ABC News host in fiery clash with Joe Rogan in dispute over Covid causing serious illness more often than vaccines
- Australian news identity Josh Szeps wins an on-air dust-up with Joe Rogan
- The American Podcaster Claimed Boys Can Get Heart Infections After a Jab
- Szeps objected that myocarditis risks are worse Covid than post-jab
An Australian news presenter has faced a challenge from Joe Rogan over wild claims that a rare heart condition is linked to vaccines on the American’s hugely popular podcast.
Josh Szeps, ABC Weekend breakfast news host who is known in the United States as a former host of Huff Post Live, disputed Rogan’s claim that boys who received a Covid jab had a higher risk of heart inflammation.
The Aussie dude got it right on the influential show, which is downloaded 190 million times a month, and the pair’s spirited exchange went viral in an online clip.
Australian news presenter Josh Szeps has looked down upon a challenge from Joe Rogan about a rare Covid-related illness on the American’s hugely popular podcast
The Aussie dude got it right on the influential show, which is downloaded 190 million times a month, and the pair’s spirited exchange went viral in an online clip
Szeps refuted Rogan’s claim, saying boys were “about eight times more likely” to get myocarditis after a Covid infection than after a Covid vaccine.
“I don’t think that’s true,” said Rogan, the podcaster and UFC commentator.
‘Yes,’ replied Szeps.
“No, no, no, I don’t think it’s true,” Rogan said. “That there is an increased risk of myocarditis in young people who contract Covid versus an increased risk of myocarditis from the vaccine.”
‘No, there is,’ Szeps retorted.
Rogan’s producers tried to get Szeps on the spot by fact-checking him by putting a New Scientist article on the screen.
It supported the Aussie – who has talked to Rogan on his show before.
The article cited a study claiming that heart inflammation is six times more common after getting Covid than after having the Pfizer or Moderna vaccines.
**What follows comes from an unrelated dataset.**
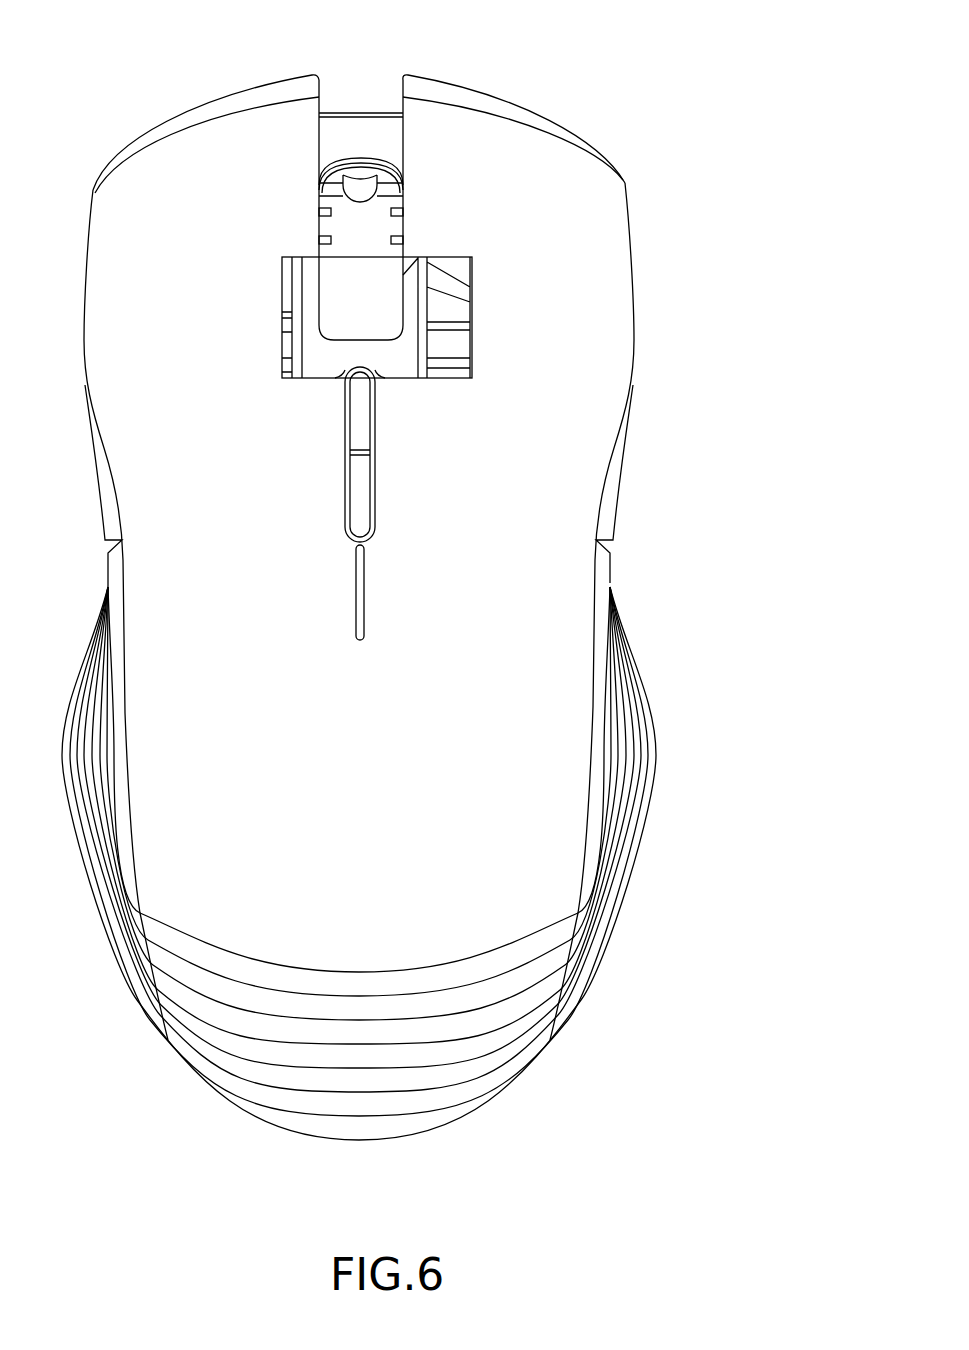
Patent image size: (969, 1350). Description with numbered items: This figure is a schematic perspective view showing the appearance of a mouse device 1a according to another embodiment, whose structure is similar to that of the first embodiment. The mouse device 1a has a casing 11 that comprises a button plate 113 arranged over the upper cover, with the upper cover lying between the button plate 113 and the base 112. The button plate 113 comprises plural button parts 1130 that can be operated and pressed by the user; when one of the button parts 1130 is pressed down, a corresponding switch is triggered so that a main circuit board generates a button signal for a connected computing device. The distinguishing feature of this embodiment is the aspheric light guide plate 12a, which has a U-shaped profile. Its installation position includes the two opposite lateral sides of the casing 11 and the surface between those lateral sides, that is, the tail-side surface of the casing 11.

Szeps later took to social media to deny that he had “shut down” Rogan.
“I hope readers realize that Rogan enjoys this kind of pushback. I “hardly shut it off”. He’s a big boy,’ said Szeps.
US podcaster Joe Rogan (pictured) has labeled Australia’s lockdown laws as ‘crazy shit’ while mocking the use of military and police helicopters to impose restrictions
Rogan is considered a hero to many who are wary of the mainstream media around the world, especially men under 40.
But he has also been widely accused of spreading misinformation about Covid-19 vaccines.
Szeps also talked about alien invasions during the three-hour podcast, which was released Thursday in Australian time.
He was known as Josh Zepps in the US after changing his name there to avoid confusion for the American public, but Rogan promoted him for his last episode with his Australian last name.
Rogan previously called Australia’s lockdown laws “crazy s**t” and mocked the use of police helicopters and the military to impose restrictions.
WHY VACCINES IMPORTANT
Vaccination is a simple, safe and effective way to protect people from harmful diseases before they come into contact with it.
Vaccination protects not only individuals, but also others in the community by reducing the spread of preventable diseases.
Research and testing are an essential part of developing safe and effective vaccines.
In Australia, vaccines must pass rigorous safety testing before the Therapeutic Goods Administration (TGA) registers them for use. Vaccine approval can take up to 10 years.
Before vaccines become available to the public, large clinical trials test them on thousands of people.
Years of high-quality studies have compared the health of large numbers of vaccinated and unvaccinated children. Medical information from nearly 1.5 million children around the world has confirmed that vaccination does not cause autism.
People first became concerned about autism and immunization after the medical journal The Lancet published an article in 1998. This article claimed that there was a link between the measles vaccine, mumps, rubella (MMR) and autism. Since then, scientists have completely discredited this article. The Lancet withdrew it in 2010 and printed an apology. The British General Medical Council has removed the author from its medical register for misconduct and dishonesty.